San Diego's Best New Museums, Galleries, and Performing Arts Venues

The capital of sun and surf is riding the crest of a cultural wave.

The Rady Shell orchestra performance space in San Diego
The Rady Shell, a new performance space for the San Diego Symphony Orchestra. Photo: John Francis Peters

In 1996, the San Diego Symphony Orchestra filed for bankruptcy. Frankly, no one was really surprised. California's third-largest metropolitan area, the home of the state's oldest Spanish mission and its youngest baseball team, had never been known as a center of culture. In many ways, it still isn't: beach volleyball, yes; craft beer, yes; braised-beef tacos, absolutely. But art, music, design? Not in Ron Burgundy's town.

And yet without losing its sandy, sun-damaged charm, San Diego is stepping up its game, and is now home to several impressive new cultural venues.

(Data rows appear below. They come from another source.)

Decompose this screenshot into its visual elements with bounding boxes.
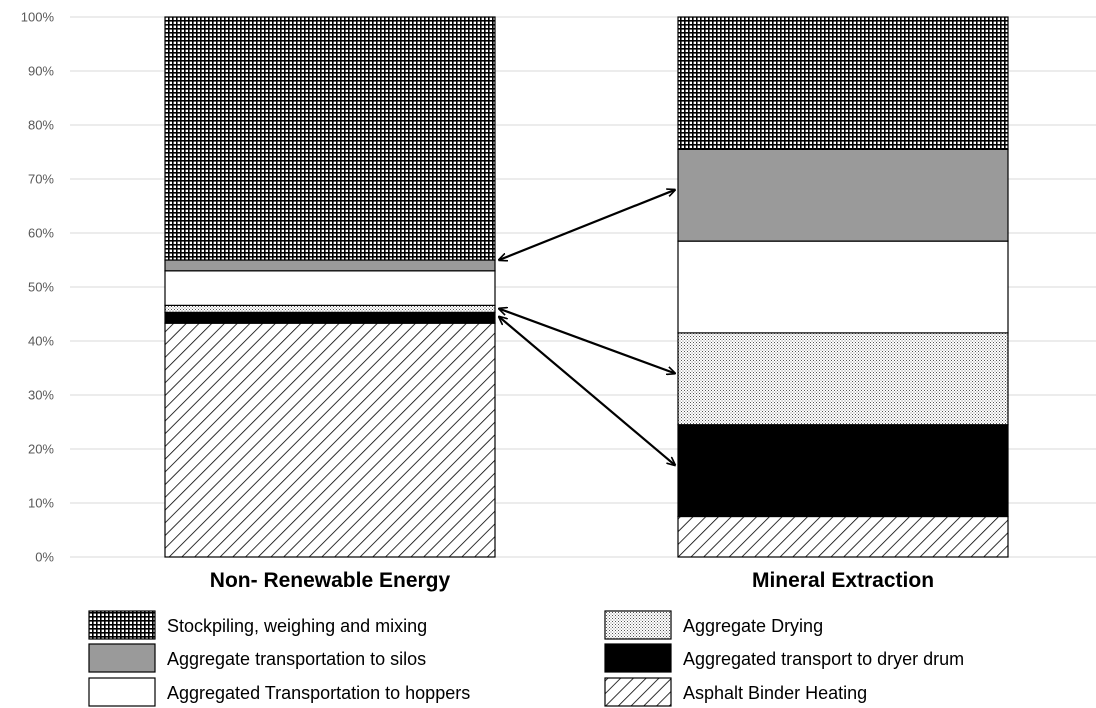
bar-segment [677,16,1009,150]
bar-segment [677,332,1009,426]
bar-segment [677,515,1009,558]
bar-segment [164,322,496,558]
y-tick-label: 90% [28,64,54,79]
legend-swatch [604,610,672,640]
legend-swatch [604,643,672,673]
y-tick-label: 60% [28,226,54,241]
y-tick-label: 80% [28,118,54,133]
y-tick-label: 100% [21,10,55,25]
annotation-arrows [499,190,675,465]
x-category-label: Mineral Extraction [752,569,934,592]
legend-swatch [88,610,156,640]
double-arrow [499,190,675,260]
legend: Stockpiling, weighing and mixing Aggregat… [88,610,964,707]
bar-segment [677,240,1009,334]
y-tick-label: 0% [35,550,54,565]
bar-segment [164,16,496,261]
legend-swatch [88,677,156,707]
bars [164,16,1009,558]
legend-swatch [604,677,672,707]
y-tick-label: 20% [28,442,54,457]
legend-label: Asphalt Binder Heating [683,683,867,703]
bar-segment [164,270,496,306]
bar-segment [164,259,496,272]
y-axis-ticks: 0% 10% 20% 30% 40% 50% 60% 70% 80% 90% 100% [21,10,55,565]
y-tick-label: 70% [28,172,54,187]
y-tick-label: 10% [28,496,54,511]
bar-segment [164,311,496,324]
legend-label: Aggregate transportation to silos [167,649,426,669]
bar-segment [677,148,1009,242]
bar-segment [164,304,496,313]
y-tick-label: 40% [28,334,54,349]
legend-label: Aggregate Drying [683,616,823,636]
double-arrow [499,317,675,466]
x-category-label: Non- Renewable Energy [210,569,451,592]
y-tick-label: 30% [28,388,54,403]
legend-label: Aggregated Transportation to hoppers [167,683,470,703]
legend-label: Aggregated transport to dryer drum [683,649,964,669]
y-tick-label: 50% [28,280,54,295]
legend-swatch [88,643,156,673]
x-axis-labels: Non- Renewable Energy Mineral Extraction [210,569,934,592]
bar-segment [677,424,1009,518]
legend-label: Stockpiling, weighing and mixing [167,616,427,636]
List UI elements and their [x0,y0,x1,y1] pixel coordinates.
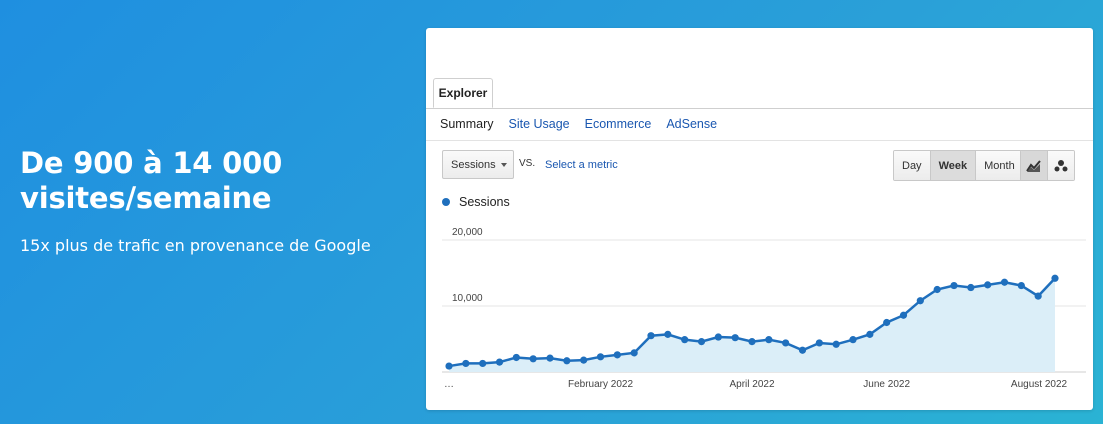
legend-dot [442,198,450,206]
data-point [445,362,453,370]
divider [426,140,1093,141]
vs-label: VS. [519,158,536,169]
subnav-adsense[interactable]: AdSense [666,117,718,131]
metric-select[interactable]: Sessions [442,150,514,179]
metric-select-value: Sessions [451,158,496,171]
data-point [1051,274,1059,282]
data-point [613,351,621,359]
data-point [495,358,504,366]
data-point [580,356,588,364]
data-point [731,334,739,342]
data-point [815,339,823,347]
day-button[interactable]: Day [894,151,930,180]
data-point [1000,278,1009,286]
data-point [664,330,672,338]
tab-bar: Explorer [426,78,1093,109]
chart-view-toggle [1020,150,1075,181]
data-point [630,349,638,357]
data-point [681,336,689,344]
data-point [967,283,975,292]
week-button[interactable]: Week [929,151,976,180]
y-tick-label: 10,000 [452,293,483,304]
data-point [866,330,874,338]
sessions-area [449,278,1055,372]
hero-subtitle: 15x plus de trafic en provenance de Goog… [20,236,371,255]
x-tick-label: April 2022 [729,379,774,390]
sessions-chart: 20,000 10,000 … February 2022 April 2022 June… [442,227,1086,390]
data-point [647,332,655,340]
data-point [563,357,571,365]
data-point [950,281,958,290]
sub-navigation: Summary Site Usage Ecommerce AdSense [440,117,717,131]
hero-section: De 900 à 14 000 visites/semaine 15x plus… [20,146,400,257]
hero-title: De 900 à 14 000 visites/semaine [20,146,283,215]
data-point [479,359,487,368]
subnav-site-usage[interactable]: Site Usage [508,117,570,131]
data-point [765,336,773,344]
motion-chart-icon[interactable] [1048,151,1074,180]
data-point [1017,281,1025,290]
data-point [782,339,790,347]
analytics-screenshot-panel: Explorer Summary Site Usage Ecommerce Ad… [426,28,1093,410]
data-point [883,318,891,327]
tab-explorer[interactable]: Explorer [433,78,493,108]
x-tick-label: … [444,379,454,390]
x-tick-label: August 2022 [1011,379,1068,390]
data-point [697,338,706,346]
data-point [546,354,554,362]
chart-legend: Sessions [442,195,510,209]
data-point [714,333,722,341]
data-point [462,359,470,368]
x-tick-label: February 2022 [568,379,633,390]
x-tick-label: June 2022 [863,379,910,390]
data-point [933,285,941,294]
data-point [984,281,992,289]
y-tick-label: 20,000 [452,227,483,238]
line-chart-icon[interactable] [1021,151,1048,180]
subnav-ecommerce[interactable]: Ecommerce [584,117,652,131]
data-point [512,353,520,362]
data-point [916,297,924,305]
data-point [832,340,840,348]
select-metric-link[interactable]: Select a metric [545,159,618,171]
subnav-summary[interactable]: Summary [440,117,494,131]
data-point [596,353,605,361]
data-point [849,336,857,344]
data-point [529,355,537,363]
data-point [798,346,807,354]
month-button[interactable]: Month [975,151,1023,180]
legend-label: Sessions [459,195,510,209]
data-point [899,311,908,319]
period-toggle: Day Week Month [893,150,1024,181]
chevron-down-icon [501,163,507,167]
data-point [1034,292,1042,300]
data-point [748,338,756,346]
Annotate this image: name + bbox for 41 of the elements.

This summer, right on the scenic waterfront, acclaimed conductor Rafael Payare will lead the SDSO in a series of performances at the Rady Shell, a captivating bubble of a building that seems to float on the gentle harbor tide. "That's the beauty of being on the marina," says Payare, who's been packing the bandshell since its debut last August. "People can be out for their morning jogs and stop to listen." Revived in the early 2000s, the orchestra is now doing better than ever — and just announced plans to begin a $125 million restoration of its historic 1929 home downtown, the Jacobs Music Center.

Two photos showing arts and culture facilities in San Diego, California
From left: A performance space at the Mingei International Museum; Pleasure Point, a 2006 sculpture by Nancy Rubins, at the Museum of Contemporary Art San Diego in La Jolla. From left: Nic Lehoux; Ian White

From the Rady Shell, visitors can make use of the newly expanded trolley system to get to the Mingei International Museum, which houses one of the country's most remarkable collections of folk art and crafts. The Mingei just completed a $55 million renovation, transforming its aging Spanish Mission–style building in Balboa Park into a radiant, ultramodern showcase.

The architect overseeing the project, Jennifer Luce, is a longtime San Diegan, and she turned to a group of distinguished friends to help equip the museum with one-of-a-kind fixtures and furniture, including tactile wooden benches by New York–based architect Billie Tsien and translucent curtains by Dutch textile designer Petra Blaisse. "I had an intuitive desire to integrate art and architecture," Luce says.

Her impulse feels like the perfect response to the genre-busting work on display. The 25,000 objects at Mingei also seem to have informed the building's overall openness and accessibility. The ground floor has an elegant bar and restaurant and serves as a public gathering space that connects two sections of Balboa Park. "We want to invite in people who don't normally go into museums," Luce says.

Just a little farther up the coast, in the tony enclave of La Jolla, yet another museum is poised to help with the city's artistic maturation. After a lengthy closure, the Museum of Contemporary Art San Diego opened this spring in a building that was dramatically expanded by international architecture heavyweight Annabelle Selldorf. (The museum's downtown outpost, adjacent to the train station, has remained open during the construction.)

A quartet performing on stage at the Conrad Prebys Performing Arts Center in San Diego
The Miró Quartet plays at the Conrad Prebys Performing Arts Center. Michael Godbaum/Courtesy of La Jolla Music Society

When the project started in 2016, Selldorf says, her clients had a very specific objective in mind. "The collectors on the board wanted to say, 'We're not just a local museum. We want to think about culture in a broader way.'" Selldorf's design has given the institution room to do just that, with more than 46,000 square feet of additional exhibition space cascading down a tricky hillside site that faces westward toward the Pacific. Double-height spaces accommodate oversize sculptures (including a few by the late Niki de Saint Phalle, subject of an inaugural exhibition and herself a sometime La Jollan). Overall, the expansion gives MCASD a fresh, up-to-date look — yet harmonizes perfectly with the existing historic structure.

"Like a lot of museums now," Selldorf says, the new-and-improved MCASD "is coming out of this more introverted state, trying to connect with people and show them why art matters." That seems like an especially fitting mission in a place like San Diego, as it begins to assert itself on the regional and global stage.

From dance and music — the Conrad Prebys Performing Arts Center, also in La Jolla, opened in late 2019 — and food (four Michelin-starred restaurants and counting) to international trade and finance (its position strengthened by the proximity of fast-growing Tijuana, Mexico, the two basically functioning now as twin cities), San Diego seems ready to take on the world.

A version of this story first appeared in the June 2022 issue of Travel + Leisure under the headline "San Diego Serenade."